Я молчу и отвожу взгляд от Марино. Потом осматриваюсь. Внимательно разглядываю очаровательный лофт со стенами из старых кирпичей, сосновыми полами, высоким, оштукатуренным в белый цвет потолком с тяжелыми дубовыми перекладинами – все это очень мне нравится, но это совсем не во вкусе Джейми. Жилая зона обставлена просто – кожаный диван, кресло и журнальный столик со столешницей из аспидного сланца, – она плавно перетекает в кухню с каменной стойкой и самой разнообразной утварью из нержавеющей стали – мечта любой искусной кухарки, коей Бергер определенно не является.

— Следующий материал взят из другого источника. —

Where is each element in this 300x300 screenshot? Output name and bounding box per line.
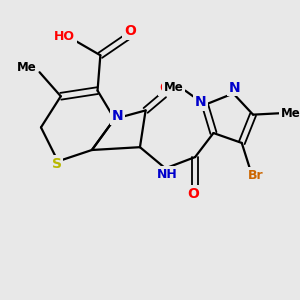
Text: S: S [52,157,61,171]
Text: NH: NH [156,168,177,181]
Text: N: N [195,95,207,109]
Text: HO: HO [54,30,75,44]
Text: Me: Me [164,81,183,94]
Text: O: O [124,24,136,38]
Text: Br: Br [248,169,264,182]
Text: O: O [188,187,200,201]
Text: N: N [112,109,123,123]
Text: Me: Me [17,61,37,74]
Text: Me: Me [281,107,300,120]
Text: O: O [160,81,171,95]
Text: N: N [229,81,241,95]
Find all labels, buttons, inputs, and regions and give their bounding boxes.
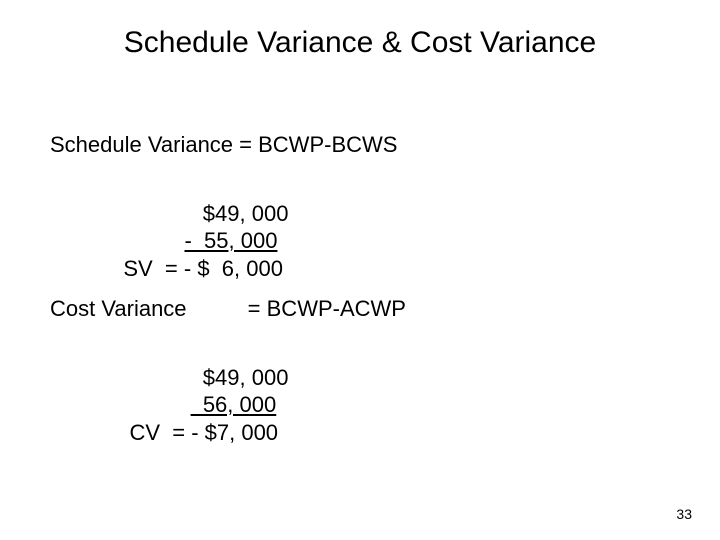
cv-calc-row-3: CV = - $7, 000 [50, 420, 278, 445]
page-number: 33 [676, 506, 692, 522]
sv-calc-row-2-value: - 55, 000 [184, 228, 277, 253]
slide-title: Schedule Variance & Cost Variance [0, 26, 720, 60]
sv-calculation: $49, 000 - 55, 000 SV = - $ 6, 000 [50, 172, 288, 282]
cv-calc-row-2-prefix [50, 392, 191, 417]
sv-formula-line: Schedule Variance = BCWP-BCWS [50, 132, 397, 158]
cv-calc-row-2-value: 56, 000 [191, 392, 277, 417]
slide: Schedule Variance & Cost Variance Schedu… [0, 0, 720, 540]
sv-calc-row-3: SV = - $ 6, 000 [50, 256, 283, 281]
cv-calc-row-1: $49, 000 [50, 365, 288, 390]
sv-calc-row-1: $49, 000 [50, 201, 288, 226]
sv-calc-row-2-prefix [50, 228, 184, 253]
cv-calculation: $49, 000 56, 000 CV = - $7, 000 [50, 336, 288, 446]
cv-formula-line: Cost Variance = BCWP-ACWP [50, 296, 406, 322]
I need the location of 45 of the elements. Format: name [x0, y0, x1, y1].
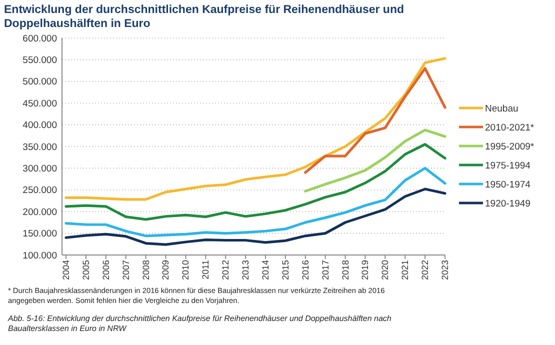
x-tick-label: 2014	[260, 260, 270, 280]
y-tick-label: 250.000	[22, 185, 57, 196]
line-series	[304, 128, 446, 192]
legend-label: 1975-1994	[485, 160, 530, 172]
x-tick-label: 2009	[160, 260, 171, 280]
x-tick-label: 2020	[380, 260, 390, 280]
x-tick-label: 2004	[61, 260, 71, 280]
x-tick-label: 2012	[220, 260, 231, 280]
line-series	[64, 188, 446, 246]
caption: Abb. 5-16: Entwicklung der durchschnittlichen Kaufpreise für Reihenendhäuser und Doppelhaushälften nach Baualtersklassen in Euro in NRW	[7, 314, 392, 333]
y-tick-label: 450.000	[22, 98, 57, 110]
x-tick-label: 2023	[440, 260, 450, 280]
legend-label: 1995-2009*	[485, 141, 534, 152]
y-tick-label: 100.000	[22, 250, 57, 262]
y-tick-label: 400.000	[22, 120, 57, 132]
x-tick-label: 2019	[360, 260, 370, 280]
x-tick-label: 2010	[180, 260, 191, 280]
chart-title: Entwicklung der durchschnittlichen Kaufpreise für Reihenendhäuser und Doppelhaushälften in Euro	[4, 4, 404, 30]
y-tick-label: 550.000	[22, 55, 57, 66]
x-tick-label: 2005	[80, 260, 91, 280]
x-tick-label: 2016	[300, 260, 310, 280]
x-tick-label: 2006	[100, 260, 111, 280]
x-tick-label: 2011	[200, 260, 211, 280]
x-tick-label: 2022	[420, 260, 430, 280]
legend-label: 1920-1949	[485, 198, 530, 210]
line-series	[304, 67, 446, 174]
x-tick-label: 2015	[280, 260, 290, 280]
line-series	[64, 57, 446, 201]
y-tick-label: 150.000	[22, 228, 57, 240]
line-series	[64, 166, 446, 238]
x-tick-label: 2008	[140, 260, 151, 280]
x-tick-label: 2007	[120, 260, 131, 280]
y-tick-label: 600.000	[22, 33, 57, 44]
x-tick-label: 2013	[240, 260, 251, 280]
y-tick-label: 500.000	[22, 76, 57, 88]
x-tick-label: 2017	[320, 260, 330, 280]
y-tick-label: 350.000	[22, 142, 57, 153]
legend-label: 2010-2021*	[485, 122, 534, 134]
x-tick-label: 2021	[400, 260, 410, 280]
x-tick-label: 2018	[340, 260, 350, 280]
y-tick-label: 200.000	[22, 206, 57, 218]
y-tick-label: 300.000	[22, 164, 57, 175]
legend-label: 1950-1974	[485, 179, 530, 190]
legend-label: Neubau	[485, 103, 518, 114]
line-series	[64, 143, 446, 221]
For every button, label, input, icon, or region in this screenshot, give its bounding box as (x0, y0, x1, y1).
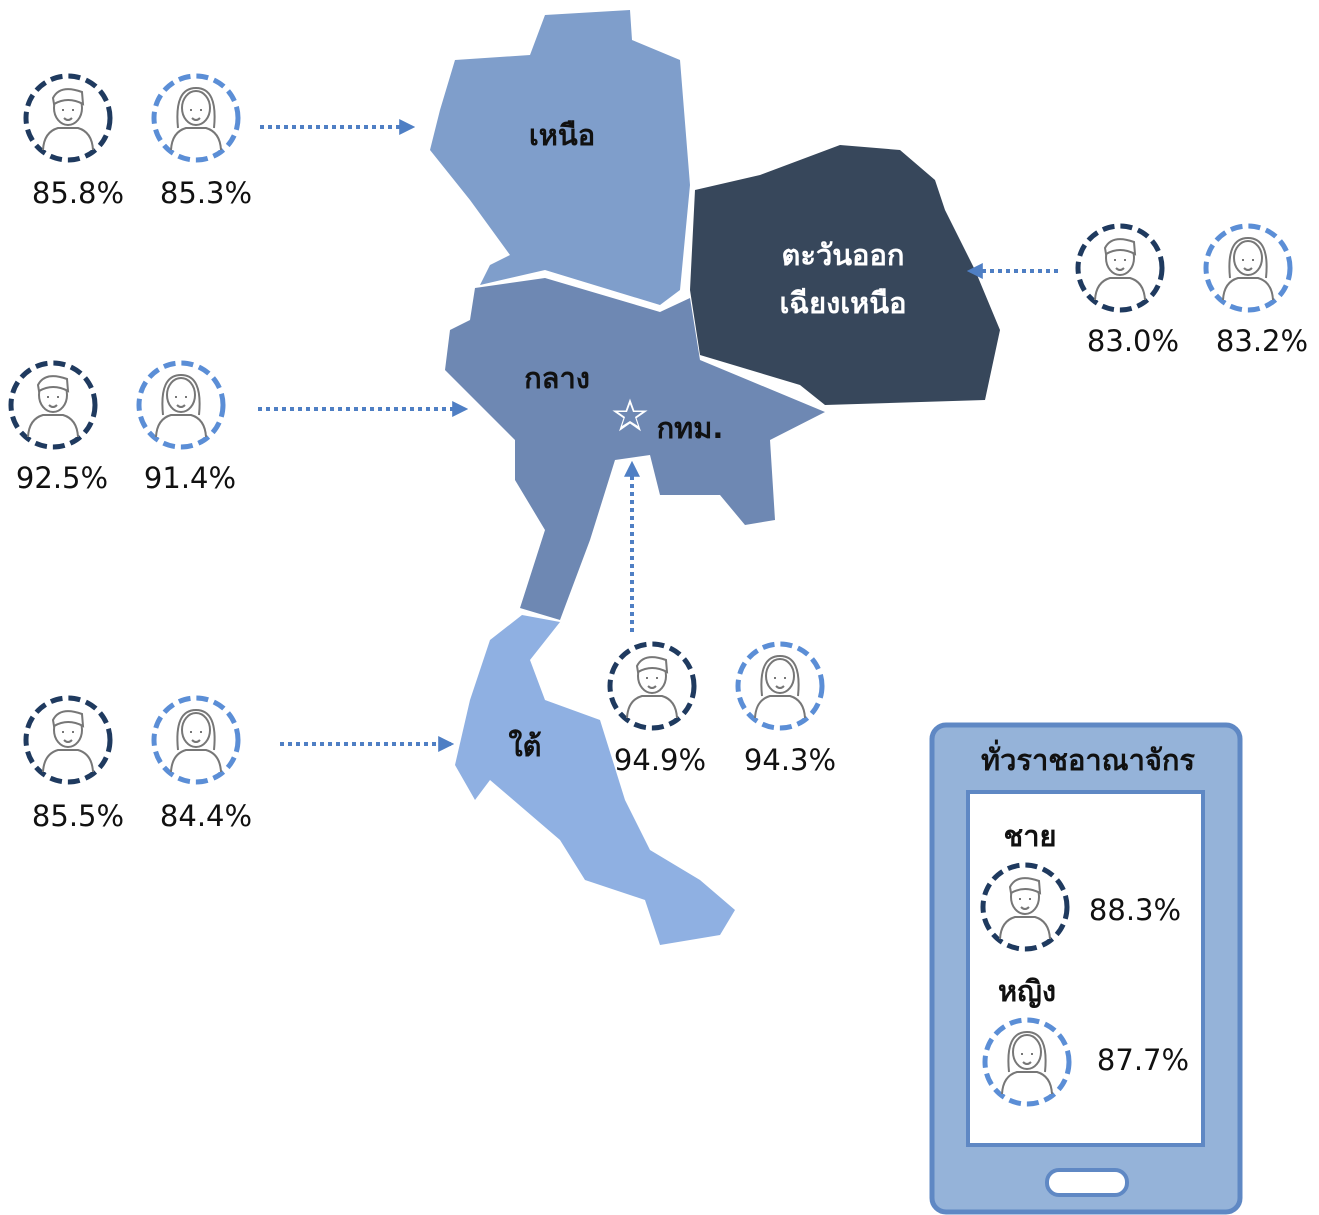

Никаких произведений искусства, хотя, как я знаю, Джейми увлекается коллекционированием. Ничего личного, кроме того, что на столе и на полу у дальней стены под большим окном, за которым уже сумрачное небо с далекой луной, маленькой и матово-белой. Ни мебели, ни ковра, которые могли бы принадлежать ей, а я знаю вкус Джейми. Все современное, в минималистском стиле, преимущественно дорогое, итальянское и скандинавское, из древесины легких пород, вроде клена и березы. Вкус у Джейми незатейливый, потому что ее жизнь затейлива и запутанна, и я помню, как сильно ей не нравился лофт Люси в Гринвич-Виллидж, в потрясающем здании, бывшем когда-то свечным заводом. Помню, меня очень сильно задевало, что Джейми называла его не иначе как «Люсин чердак со сквозняком».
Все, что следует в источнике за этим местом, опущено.